Das vor uns liegende Jahr wird mit den sich zuspitzenden Diskussionen um Neuausrichtungen à la „Pauschalprämienmodell“ oder „Bürgerversicherung“ eine neue Dimension der Auseinandersetzung bringen: Hier zeichnet sich mehr ab als weitere Sparpolitik. Hier geht es um die qualitativ bestimmende Weichenstellung für unser System. Sicher ist: Angesichts dieser Situation ist nicht die Zeit für frustrierte Vogel-Strauß-Manier. Wir Zahnärzte müssen uns, wo nötig, mit Kraft, aber immer auch mit Verstand und taktischem Gespür einbringen.

Es geht darum, den hohen Qualitätsstandard in der Zahn-, Mund- und Kieferheilkunde zu erhalten, die fachliche Kompetenz des Berufsstandes zu sichern und – wo immer möglich – im Sinne einer qualifizierten Praxistätigkeit weiter auszubauen.
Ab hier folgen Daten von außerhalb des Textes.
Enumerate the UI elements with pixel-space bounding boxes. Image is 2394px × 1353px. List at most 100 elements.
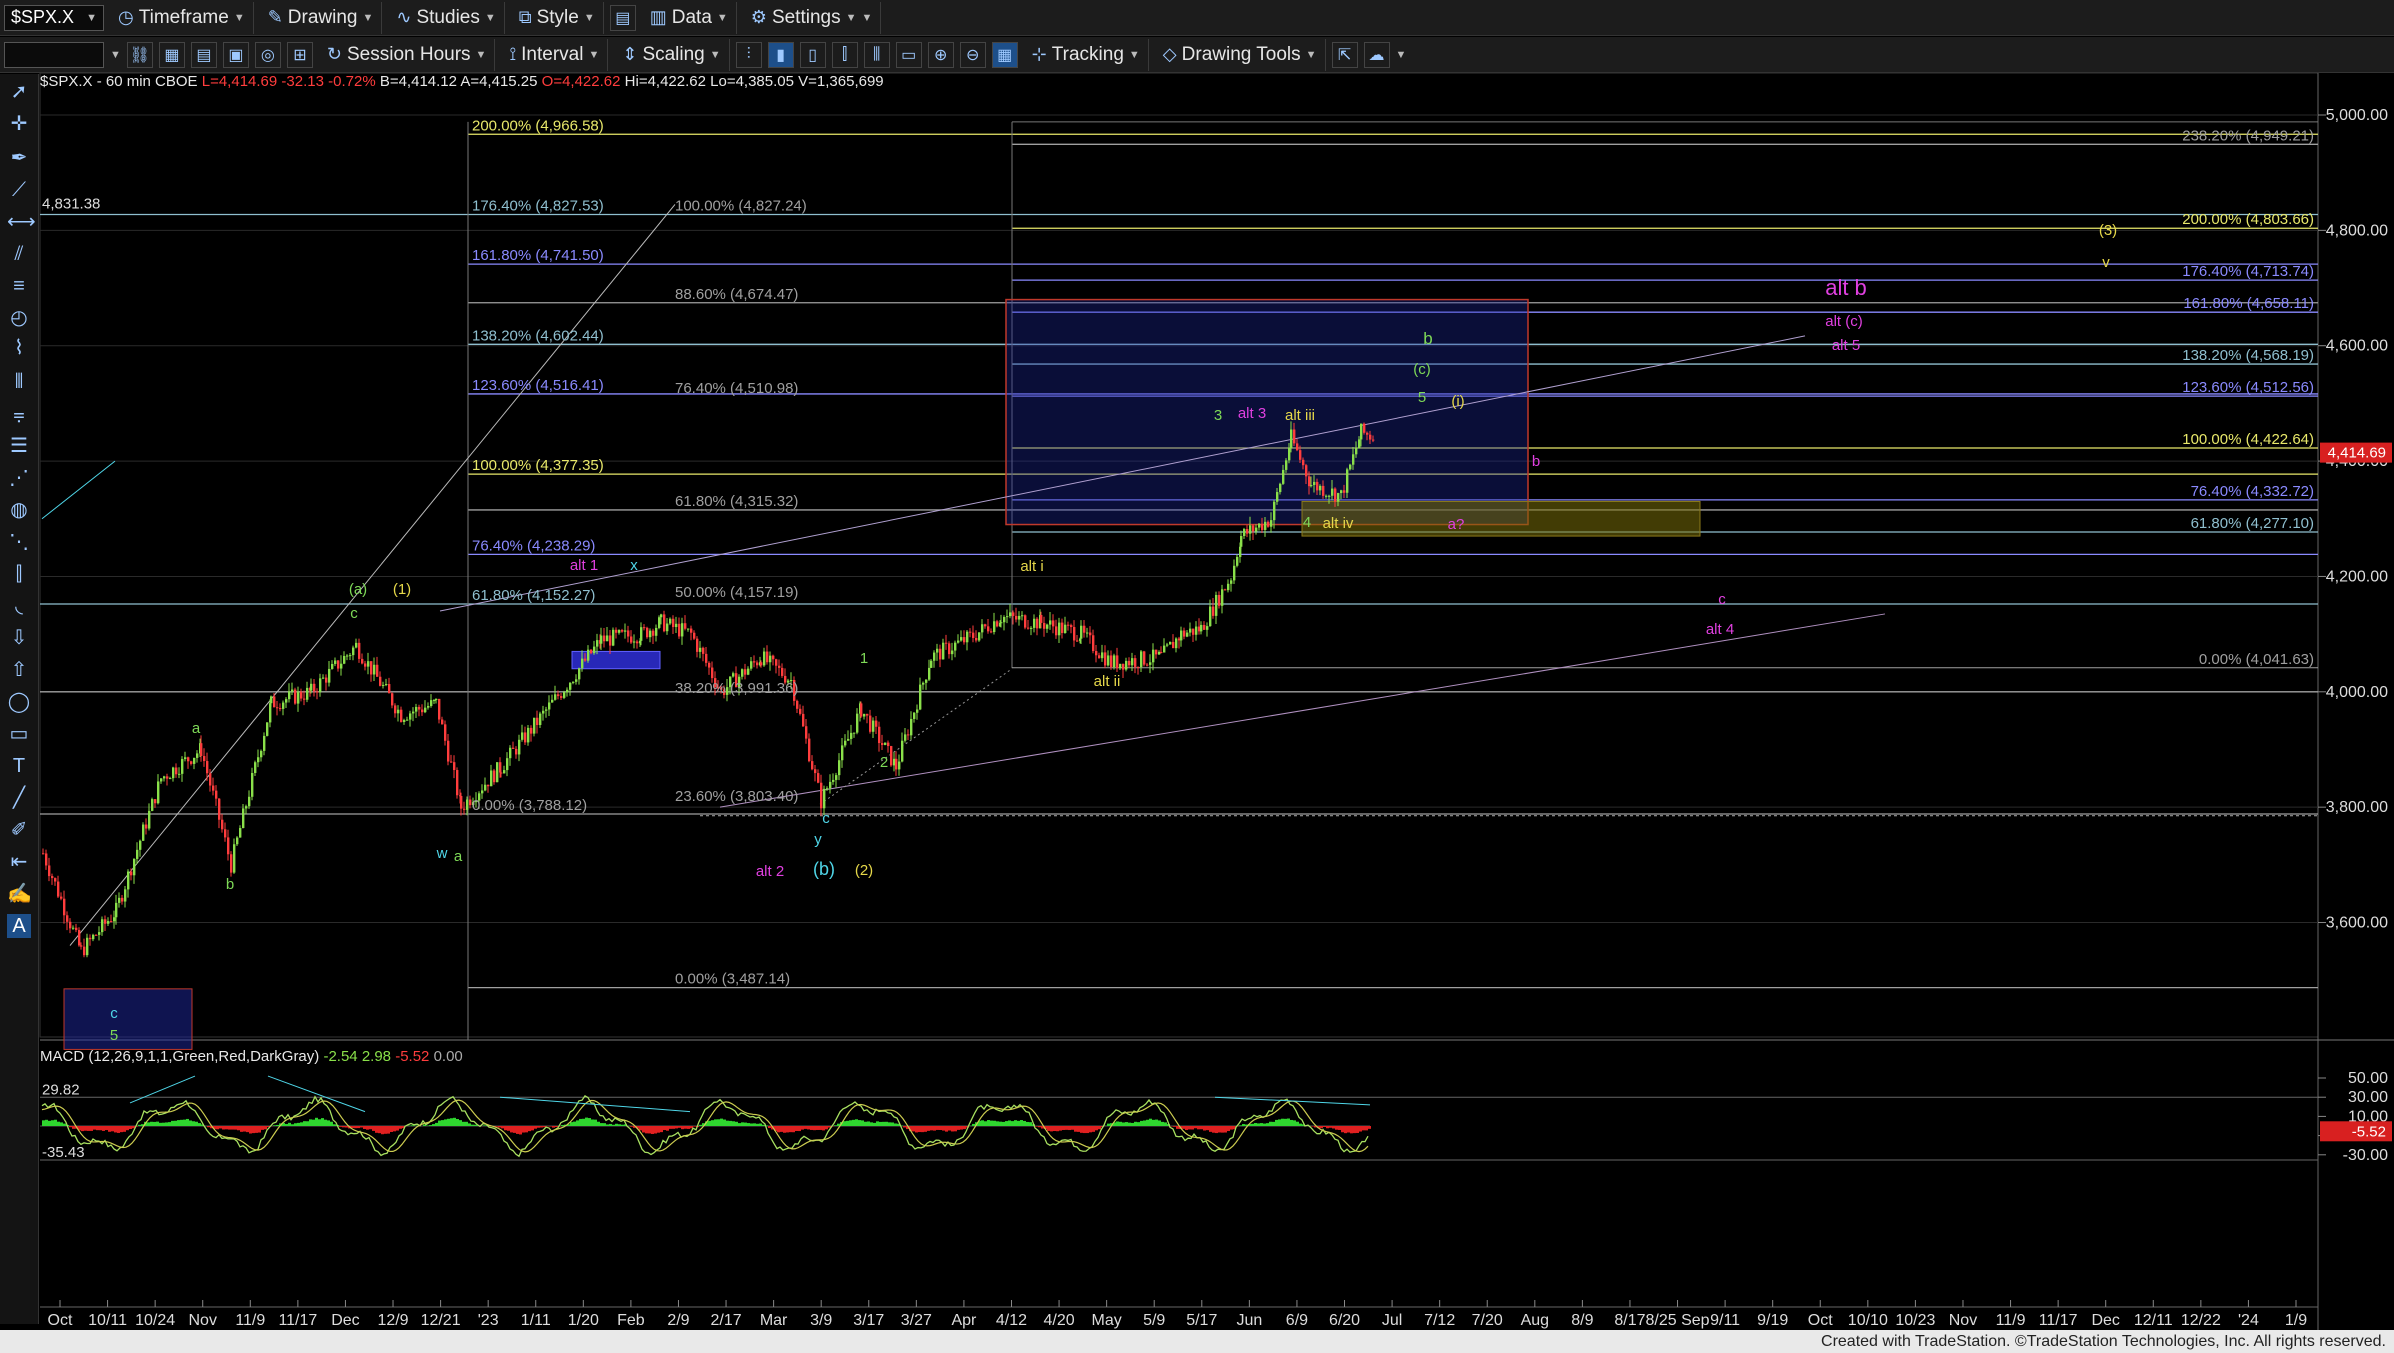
candle-body [424, 707, 427, 713]
macd-histogram-bar [621, 1124, 624, 1126]
macd-histogram-bar [1176, 1126, 1179, 1129]
candle-body [572, 681, 575, 683]
candle-body [512, 747, 515, 749]
candle-body [1180, 630, 1183, 641]
fib-label: 200.00% (4,966.58) [472, 117, 604, 134]
macd-histogram-bar [1035, 1126, 1038, 1127]
macd-histogram-bar [810, 1126, 813, 1130]
candle-body [506, 758, 509, 771]
time-axis[interactable]: Oct 10/11 10/24 Nov 11/9 11/17 Dec 12/9 12/21 '23… [48, 1300, 2308, 1329]
macd-histogram-bar [792, 1126, 795, 1133]
high-low-volume: Hi=4,422.62 Lo=4,385.05 V=1,365,699 [624, 73, 884, 90]
wave-label: 5 [110, 1027, 118, 1044]
time-tick-label: 11/17 [278, 1312, 317, 1329]
price-chart[interactable]: 200.00% (4,966.58) 176.40% (4,827.53) 100.… [0, 0, 2394, 1330]
candle-body [175, 767, 178, 775]
macd-histogram-bar [309, 1119, 312, 1126]
macd-histogram-bar [525, 1126, 528, 1133]
candle-body [133, 858, 136, 876]
time-tick-label: 8/9 [1571, 1312, 1593, 1329]
candle-body [441, 719, 444, 725]
macd-histogram-bar [183, 1119, 186, 1126]
candle-body [981, 624, 984, 633]
macd-histogram-bar [447, 1118, 450, 1126]
candle-body [1166, 644, 1169, 646]
candle-body [1215, 594, 1218, 616]
candle-body [303, 698, 306, 700]
macd-histogram-bar [669, 1126, 672, 1129]
price-axis[interactable]: 5,000.004,800.004,600.004,400.004,200.00… [2318, 107, 2388, 932]
macd-histogram-bar [1182, 1126, 1185, 1129]
macd-histogram-bar [738, 1123, 741, 1126]
macd-histogram-bar [957, 1126, 960, 1130]
time-tick-label: 10/11 [88, 1312, 127, 1329]
candle-body [358, 642, 361, 659]
macd-histogram-bar [81, 1126, 84, 1132]
candle-body [1305, 465, 1308, 477]
candle-body [1279, 483, 1282, 493]
macd-histogram-bar [255, 1126, 258, 1133]
candle-body [270, 696, 273, 704]
macd-histogram-bar [612, 1124, 615, 1126]
macd-histogram-bar [1203, 1126, 1206, 1131]
candle-body [860, 703, 863, 717]
fib-label: 123.60% (4,512.56) [2182, 379, 2314, 396]
candle-body [850, 732, 853, 739]
macd-histogram-bar [297, 1122, 300, 1126]
macd-histogram-bar [1272, 1121, 1275, 1126]
candle-body [1012, 612, 1015, 616]
macd-histogram-bar [393, 1126, 396, 1132]
candle-body [136, 849, 139, 859]
candle-body [1296, 443, 1299, 451]
fib-label: 61.80% (4,277.10) [2191, 515, 2314, 532]
candle-body [655, 627, 658, 636]
candle-body [1200, 624, 1203, 632]
macd-histogram-bar [744, 1122, 747, 1126]
macd-histogram-bar [249, 1126, 252, 1134]
candle-body [1137, 666, 1140, 668]
macd-histogram-bar [537, 1126, 540, 1128]
macd-histogram-bar [936, 1126, 939, 1130]
wave-label: (2) [855, 862, 873, 879]
time-tick-label: 8/25 Sep [1646, 1312, 1710, 1329]
candle-body [916, 709, 919, 713]
candle-body [763, 651, 766, 666]
candle-body [151, 799, 154, 811]
candle-body [169, 778, 172, 780]
candle-body [427, 706, 430, 708]
macd-histogram-bar [198, 1123, 201, 1126]
candle-body [306, 687, 309, 700]
candle-body [890, 746, 893, 766]
fib-label: 23.60% (3,803.40) [675, 788, 798, 805]
macd-histogram-bar [1221, 1126, 1224, 1133]
macd-histogram-bar [540, 1126, 543, 1128]
candle-body [239, 828, 242, 838]
candle-body [1243, 529, 1246, 537]
macd-histogram-bar [1365, 1126, 1368, 1131]
macd-histogram-bar [1008, 1120, 1011, 1126]
candle-body [1061, 622, 1064, 634]
candle-body [811, 761, 814, 770]
candle-body [566, 689, 569, 693]
candle-body [233, 844, 236, 873]
fibonacci-labels: 200.00% (4,966.58) 176.40% (4,827.53) 100.… [472, 117, 2314, 987]
macd-histogram-bar [462, 1121, 465, 1126]
macd-histogram-bar [585, 1117, 588, 1126]
macd-histogram-bar [1014, 1120, 1017, 1126]
macd-histogram-bar [90, 1126, 93, 1131]
candle-body [435, 698, 438, 701]
candle-body [430, 700, 433, 707]
candle-body [118, 897, 121, 903]
time-tick-label: 7/20 [1472, 1312, 1503, 1329]
fibonacci-levels [40, 121, 2318, 1040]
macd-axis[interactable]: 50.0030.0010.00-10.00-30.00 [2318, 1070, 2388, 1164]
macd-histogram-bar [651, 1126, 654, 1134]
target-zone-box [1005, 298, 1529, 526]
macd-histogram-bar [1266, 1123, 1269, 1126]
macd-histogram-bar [552, 1126, 555, 1128]
macd-histogram-bar [588, 1118, 591, 1126]
macd-histogram-bar [147, 1122, 150, 1126]
macd-histogram-bar [1356, 1126, 1359, 1133]
time-tick-label: 12/21 [421, 1312, 461, 1329]
candle-body [1149, 662, 1152, 665]
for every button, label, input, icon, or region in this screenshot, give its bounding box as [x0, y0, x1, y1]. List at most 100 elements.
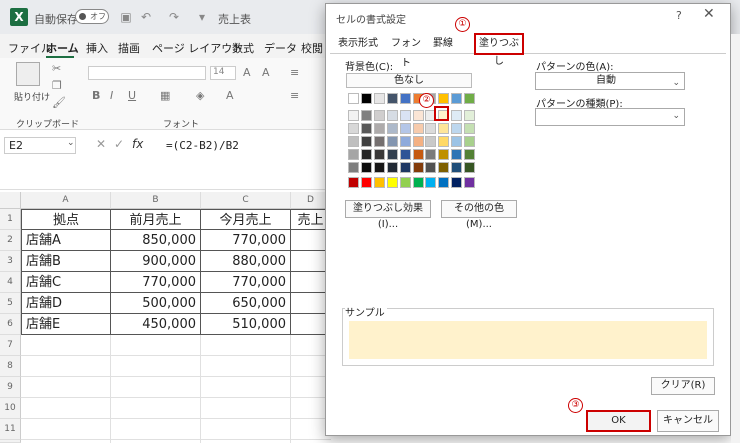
color-swatch[interactable] [425, 123, 437, 134]
cell-c1[interactable]: 今月売上 [201, 209, 291, 230]
tab-formulas[interactable]: 数式 [232, 40, 254, 56]
color-swatch[interactable] [451, 110, 463, 121]
name-box-dropdown-icon[interactable]: ⌄ [67, 138, 75, 148]
name-box[interactable]: E2 [4, 137, 76, 154]
grow-font-icon[interactable]: A [243, 66, 251, 79]
color-swatch[interactable] [412, 123, 424, 134]
color-swatch[interactable] [386, 177, 398, 188]
close-icon[interactable]: ✕ [703, 6, 715, 22]
column-header-b[interactable]: B [111, 192, 201, 209]
color-swatch[interactable] [464, 93, 476, 104]
color-swatch[interactable] [373, 93, 385, 104]
cell-b3[interactable]: 900,000 [111, 251, 201, 272]
color-swatch[interactable] [373, 177, 385, 188]
color-swatch[interactable] [451, 162, 463, 173]
color-swatch[interactable] [386, 149, 398, 160]
cell-a3[interactable]: 店舗B [21, 251, 111, 272]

Wir Zahnärzte werden zeigen, dass das von uns favorisierte Konzept der befundorientierten Festzuschüsse in Verbindung mit Kostenerstattung ein beispielhafter Weg für eine qualitativ hochwertige Gesundheitsversorgung darstellt. Wir werden darum kämpfen, dass das international nach wie vor hohe Niveau unserer zahnmedizinischen Versorgung nicht demografischen Zwängen geopfert wird. Und wir werden auch künftig den Beweis antreten, dass das hohe Vertrauen, dass unsere Patienten in uns Zahnärzte setzen, zu Recht besteht.

Im Namen der Bundeszahnärztekammer und der Kassenzahnärztlichen Bundesvereinigung wünschen wir Ihnen Kraft und Zuversicht für ein gesundheitspolitisch spannendes, vielleicht entscheidendes neues Jahr.